2.4 KiB
2.4 KiB
name, description
| name | description |
|---|---|
| systematic-debugging | Use when encountering a bug, test failure, blocked run, provider error, stale state, crash, or unexpected behavior before proposing fixes. |
systematic-debugging
Core principle: no fixes without root-cause investigation first. Symptom patches create new bugs and hide the real failure.

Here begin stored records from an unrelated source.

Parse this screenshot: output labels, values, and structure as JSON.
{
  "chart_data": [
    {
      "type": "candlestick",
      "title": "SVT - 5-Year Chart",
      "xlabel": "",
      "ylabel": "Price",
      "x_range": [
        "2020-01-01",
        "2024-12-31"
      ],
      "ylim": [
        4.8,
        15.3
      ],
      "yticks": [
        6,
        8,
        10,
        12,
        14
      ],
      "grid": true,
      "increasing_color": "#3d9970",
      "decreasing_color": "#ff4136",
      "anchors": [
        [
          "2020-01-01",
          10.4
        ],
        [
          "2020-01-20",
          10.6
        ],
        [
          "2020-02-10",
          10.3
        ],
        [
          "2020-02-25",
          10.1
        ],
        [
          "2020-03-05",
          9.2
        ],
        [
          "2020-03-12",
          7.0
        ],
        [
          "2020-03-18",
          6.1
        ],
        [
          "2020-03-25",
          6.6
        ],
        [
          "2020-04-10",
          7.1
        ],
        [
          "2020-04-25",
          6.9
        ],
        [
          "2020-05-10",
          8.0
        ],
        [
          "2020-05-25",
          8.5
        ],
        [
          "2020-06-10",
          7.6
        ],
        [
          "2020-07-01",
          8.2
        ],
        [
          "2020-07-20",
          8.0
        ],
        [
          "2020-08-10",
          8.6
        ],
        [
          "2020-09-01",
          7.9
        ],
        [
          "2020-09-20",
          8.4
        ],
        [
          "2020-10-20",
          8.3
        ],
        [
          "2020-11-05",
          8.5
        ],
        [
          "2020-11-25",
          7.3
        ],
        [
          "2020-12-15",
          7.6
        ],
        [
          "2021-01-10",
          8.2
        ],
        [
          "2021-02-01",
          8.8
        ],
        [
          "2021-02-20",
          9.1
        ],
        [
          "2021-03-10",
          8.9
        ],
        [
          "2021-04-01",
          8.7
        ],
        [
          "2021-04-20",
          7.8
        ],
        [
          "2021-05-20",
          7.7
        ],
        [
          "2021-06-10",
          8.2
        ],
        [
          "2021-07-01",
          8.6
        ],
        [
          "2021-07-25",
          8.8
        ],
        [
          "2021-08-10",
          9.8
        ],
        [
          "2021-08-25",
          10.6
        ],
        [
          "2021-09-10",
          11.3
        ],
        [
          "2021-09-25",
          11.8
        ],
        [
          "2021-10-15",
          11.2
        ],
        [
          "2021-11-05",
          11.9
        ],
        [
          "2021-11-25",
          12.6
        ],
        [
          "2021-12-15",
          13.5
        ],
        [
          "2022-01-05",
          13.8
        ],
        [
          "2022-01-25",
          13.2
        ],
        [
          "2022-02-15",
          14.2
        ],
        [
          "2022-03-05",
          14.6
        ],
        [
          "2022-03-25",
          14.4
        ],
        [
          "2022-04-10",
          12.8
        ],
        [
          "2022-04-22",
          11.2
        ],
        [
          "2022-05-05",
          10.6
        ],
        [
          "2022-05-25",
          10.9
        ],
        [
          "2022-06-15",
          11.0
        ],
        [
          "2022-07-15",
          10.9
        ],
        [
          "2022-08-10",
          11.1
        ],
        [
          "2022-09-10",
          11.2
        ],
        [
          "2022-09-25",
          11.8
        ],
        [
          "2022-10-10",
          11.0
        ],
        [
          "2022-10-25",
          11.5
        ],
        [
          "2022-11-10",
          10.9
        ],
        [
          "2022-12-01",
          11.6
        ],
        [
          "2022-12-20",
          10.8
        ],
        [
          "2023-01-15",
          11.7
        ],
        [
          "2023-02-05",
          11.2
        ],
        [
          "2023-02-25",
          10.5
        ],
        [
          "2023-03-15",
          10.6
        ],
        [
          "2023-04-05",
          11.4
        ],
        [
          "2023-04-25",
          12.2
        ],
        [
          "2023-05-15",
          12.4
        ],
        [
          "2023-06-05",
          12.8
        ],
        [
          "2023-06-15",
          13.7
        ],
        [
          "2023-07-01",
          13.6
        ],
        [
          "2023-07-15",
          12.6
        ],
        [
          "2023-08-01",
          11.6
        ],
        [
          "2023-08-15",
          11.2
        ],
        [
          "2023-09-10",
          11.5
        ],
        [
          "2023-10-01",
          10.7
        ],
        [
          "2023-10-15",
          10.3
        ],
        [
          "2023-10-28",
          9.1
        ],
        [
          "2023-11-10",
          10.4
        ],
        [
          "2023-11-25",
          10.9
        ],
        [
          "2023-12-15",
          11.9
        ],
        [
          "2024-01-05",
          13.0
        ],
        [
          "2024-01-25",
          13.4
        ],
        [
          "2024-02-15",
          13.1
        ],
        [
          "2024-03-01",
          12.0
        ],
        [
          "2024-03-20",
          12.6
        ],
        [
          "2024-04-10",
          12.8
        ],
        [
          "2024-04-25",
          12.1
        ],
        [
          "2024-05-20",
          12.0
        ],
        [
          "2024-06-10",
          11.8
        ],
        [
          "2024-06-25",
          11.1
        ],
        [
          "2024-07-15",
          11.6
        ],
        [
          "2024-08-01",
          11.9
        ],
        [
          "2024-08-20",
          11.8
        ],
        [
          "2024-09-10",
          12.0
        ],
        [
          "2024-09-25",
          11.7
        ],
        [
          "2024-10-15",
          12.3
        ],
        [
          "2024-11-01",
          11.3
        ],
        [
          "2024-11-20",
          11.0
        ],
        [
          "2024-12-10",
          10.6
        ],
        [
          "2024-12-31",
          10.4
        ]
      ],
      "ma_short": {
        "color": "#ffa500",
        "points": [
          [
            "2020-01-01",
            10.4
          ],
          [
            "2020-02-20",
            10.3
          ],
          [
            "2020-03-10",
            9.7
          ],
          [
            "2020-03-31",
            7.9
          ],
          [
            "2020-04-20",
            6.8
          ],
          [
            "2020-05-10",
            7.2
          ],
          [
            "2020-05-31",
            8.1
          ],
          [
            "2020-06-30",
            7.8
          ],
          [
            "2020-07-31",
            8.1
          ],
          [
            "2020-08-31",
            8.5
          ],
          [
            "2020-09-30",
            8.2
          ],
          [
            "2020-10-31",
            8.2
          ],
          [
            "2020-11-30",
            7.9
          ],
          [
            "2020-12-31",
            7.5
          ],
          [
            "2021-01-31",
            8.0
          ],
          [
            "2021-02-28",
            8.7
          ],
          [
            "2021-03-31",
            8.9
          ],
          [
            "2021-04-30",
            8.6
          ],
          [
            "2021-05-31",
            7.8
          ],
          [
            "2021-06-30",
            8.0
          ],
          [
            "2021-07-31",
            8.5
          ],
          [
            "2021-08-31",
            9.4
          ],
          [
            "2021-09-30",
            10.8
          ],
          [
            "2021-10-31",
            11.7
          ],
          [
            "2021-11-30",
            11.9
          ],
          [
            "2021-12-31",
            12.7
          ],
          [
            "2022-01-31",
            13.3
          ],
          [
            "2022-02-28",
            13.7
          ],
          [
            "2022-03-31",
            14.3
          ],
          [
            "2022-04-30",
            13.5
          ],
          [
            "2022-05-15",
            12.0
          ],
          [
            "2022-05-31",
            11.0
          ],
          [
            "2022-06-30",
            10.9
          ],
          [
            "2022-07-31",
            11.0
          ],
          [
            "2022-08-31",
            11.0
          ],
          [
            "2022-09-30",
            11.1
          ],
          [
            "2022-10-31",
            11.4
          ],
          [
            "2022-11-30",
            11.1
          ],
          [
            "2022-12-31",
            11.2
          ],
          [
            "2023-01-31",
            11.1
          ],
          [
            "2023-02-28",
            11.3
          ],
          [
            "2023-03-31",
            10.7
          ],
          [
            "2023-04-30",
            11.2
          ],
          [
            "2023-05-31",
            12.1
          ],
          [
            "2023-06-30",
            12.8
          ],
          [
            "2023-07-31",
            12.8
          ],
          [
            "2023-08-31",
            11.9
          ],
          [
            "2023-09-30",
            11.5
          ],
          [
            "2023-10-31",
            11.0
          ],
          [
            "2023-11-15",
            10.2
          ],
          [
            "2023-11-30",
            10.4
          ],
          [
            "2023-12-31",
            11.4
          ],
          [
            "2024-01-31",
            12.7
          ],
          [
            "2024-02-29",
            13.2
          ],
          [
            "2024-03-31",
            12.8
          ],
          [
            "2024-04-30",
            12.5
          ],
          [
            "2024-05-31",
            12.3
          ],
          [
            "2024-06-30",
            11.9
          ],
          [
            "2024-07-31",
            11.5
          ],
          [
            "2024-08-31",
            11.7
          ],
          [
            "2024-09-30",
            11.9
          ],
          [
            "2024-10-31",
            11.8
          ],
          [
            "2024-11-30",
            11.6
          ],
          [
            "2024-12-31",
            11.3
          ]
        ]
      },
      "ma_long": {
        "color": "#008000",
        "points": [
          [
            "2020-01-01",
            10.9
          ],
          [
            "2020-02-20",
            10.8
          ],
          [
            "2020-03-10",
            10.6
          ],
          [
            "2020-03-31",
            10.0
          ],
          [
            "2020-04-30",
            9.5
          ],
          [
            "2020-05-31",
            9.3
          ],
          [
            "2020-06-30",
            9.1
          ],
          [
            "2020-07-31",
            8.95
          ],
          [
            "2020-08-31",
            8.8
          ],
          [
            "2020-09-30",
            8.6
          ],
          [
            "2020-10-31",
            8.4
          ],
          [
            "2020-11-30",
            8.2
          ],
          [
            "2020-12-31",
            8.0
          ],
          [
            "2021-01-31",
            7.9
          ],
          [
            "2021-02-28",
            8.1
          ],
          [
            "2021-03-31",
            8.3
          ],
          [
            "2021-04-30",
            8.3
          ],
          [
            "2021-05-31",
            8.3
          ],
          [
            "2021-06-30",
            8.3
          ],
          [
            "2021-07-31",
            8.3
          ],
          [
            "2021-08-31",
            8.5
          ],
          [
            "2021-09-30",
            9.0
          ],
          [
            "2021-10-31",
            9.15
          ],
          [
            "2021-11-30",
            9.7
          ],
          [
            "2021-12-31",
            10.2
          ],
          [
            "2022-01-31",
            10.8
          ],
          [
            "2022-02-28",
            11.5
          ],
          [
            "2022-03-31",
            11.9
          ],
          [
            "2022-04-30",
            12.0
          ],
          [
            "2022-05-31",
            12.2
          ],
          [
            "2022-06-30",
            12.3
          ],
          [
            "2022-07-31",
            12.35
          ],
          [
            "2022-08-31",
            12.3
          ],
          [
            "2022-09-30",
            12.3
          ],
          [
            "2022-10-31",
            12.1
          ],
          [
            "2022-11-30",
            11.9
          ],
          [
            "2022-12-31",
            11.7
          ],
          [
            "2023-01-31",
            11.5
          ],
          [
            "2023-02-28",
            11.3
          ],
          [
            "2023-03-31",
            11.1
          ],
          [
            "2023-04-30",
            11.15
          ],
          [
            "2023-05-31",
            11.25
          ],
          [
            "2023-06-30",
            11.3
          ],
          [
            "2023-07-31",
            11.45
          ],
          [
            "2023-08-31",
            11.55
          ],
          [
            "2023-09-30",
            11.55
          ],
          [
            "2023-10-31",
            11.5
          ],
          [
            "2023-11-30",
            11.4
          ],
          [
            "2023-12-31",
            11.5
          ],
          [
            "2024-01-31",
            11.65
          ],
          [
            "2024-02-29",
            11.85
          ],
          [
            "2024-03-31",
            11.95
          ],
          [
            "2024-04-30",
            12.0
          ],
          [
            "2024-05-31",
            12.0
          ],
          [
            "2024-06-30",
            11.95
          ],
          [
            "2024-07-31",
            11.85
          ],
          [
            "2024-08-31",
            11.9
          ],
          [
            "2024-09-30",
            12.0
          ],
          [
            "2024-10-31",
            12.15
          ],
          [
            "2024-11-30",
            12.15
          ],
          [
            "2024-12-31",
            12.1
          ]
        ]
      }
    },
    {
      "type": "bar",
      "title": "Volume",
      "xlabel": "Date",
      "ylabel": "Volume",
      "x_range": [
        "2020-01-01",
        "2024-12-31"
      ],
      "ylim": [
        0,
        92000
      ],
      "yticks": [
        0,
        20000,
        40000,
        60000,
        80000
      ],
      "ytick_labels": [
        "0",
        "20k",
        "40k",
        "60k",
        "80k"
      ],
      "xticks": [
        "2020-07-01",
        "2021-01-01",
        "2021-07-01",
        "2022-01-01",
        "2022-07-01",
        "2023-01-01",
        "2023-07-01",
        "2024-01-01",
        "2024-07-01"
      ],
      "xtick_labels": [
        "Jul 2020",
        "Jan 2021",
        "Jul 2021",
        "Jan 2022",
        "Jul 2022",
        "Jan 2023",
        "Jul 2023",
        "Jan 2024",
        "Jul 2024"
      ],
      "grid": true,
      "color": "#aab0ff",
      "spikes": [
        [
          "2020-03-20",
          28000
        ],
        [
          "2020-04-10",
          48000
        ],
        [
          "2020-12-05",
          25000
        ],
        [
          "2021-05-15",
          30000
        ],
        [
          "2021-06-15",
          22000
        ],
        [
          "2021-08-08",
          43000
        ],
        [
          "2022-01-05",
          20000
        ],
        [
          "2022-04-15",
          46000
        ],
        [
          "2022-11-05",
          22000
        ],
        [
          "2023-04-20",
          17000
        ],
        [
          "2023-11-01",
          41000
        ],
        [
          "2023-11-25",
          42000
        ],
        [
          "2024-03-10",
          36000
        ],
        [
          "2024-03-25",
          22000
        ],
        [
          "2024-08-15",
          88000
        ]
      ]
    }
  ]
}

Distilled from detailed reads of systematic-debugging, root-cause tracing, TDD, and error-analysis skill patterns.
Four Phases
1. Root Cause Investigation
Before any fix:
- read error messages, stack traces, failing assertions, task status, and logs completely;
- reproduce narrowly and record the exact command/steps;
- check recent diffs, commits, config changes, dependency changes, and environment differences;
- trace data/control flow across component boundaries;
- add temporary diagnostics only when they answer a specific question.
For pi-crew, trace:
user/tool params → config resolution → team/workflow/agent discovery → model/runtime routing → child args/env → state/events/artifacts → status/UI
2. Pattern Analysis
- Find a similar working path in the codebase.
- Compare working vs broken behavior field-by-field.
- Identify dependencies: config home, project root markers, env vars, locks, stale caches, provider model capabilities.
- Do not assume small differences are irrelevant.
3. Hypothesis and Test
- State one hypothesis: “I think X is the root cause because Y.”
- Test one variable at a time with the smallest read-only probe or targeted test.
- If wrong, discard the hypothesis instead of piling on fixes.
- After three failed fixes, question architecture or assumptions before continuing.
4. Implementation
- Add or identify a failing regression test when practical.
- Fix the root cause, not the symptom.
- Avoid “while I’m here” refactors.
- Verify targeted behavior, then broader gates.
Evidence to Collect
- failing command and exit code;
- relevant manifest/tasks/events/mailbox files;
- effective config paths and redacted config;
- child Pi args/env after redaction;
- git diff and recent commits;
- provider/model/thinking resolution;
- async timing/race indicators.
Anti-patterns
- Fixing before reproducing.
- Assuming real user global config cannot pollute tests.
- Treating provider errors as only transient network failures.
- Removing guards because they reveal a blocked state.
- Editing unrelated layers before checking the hypothesis.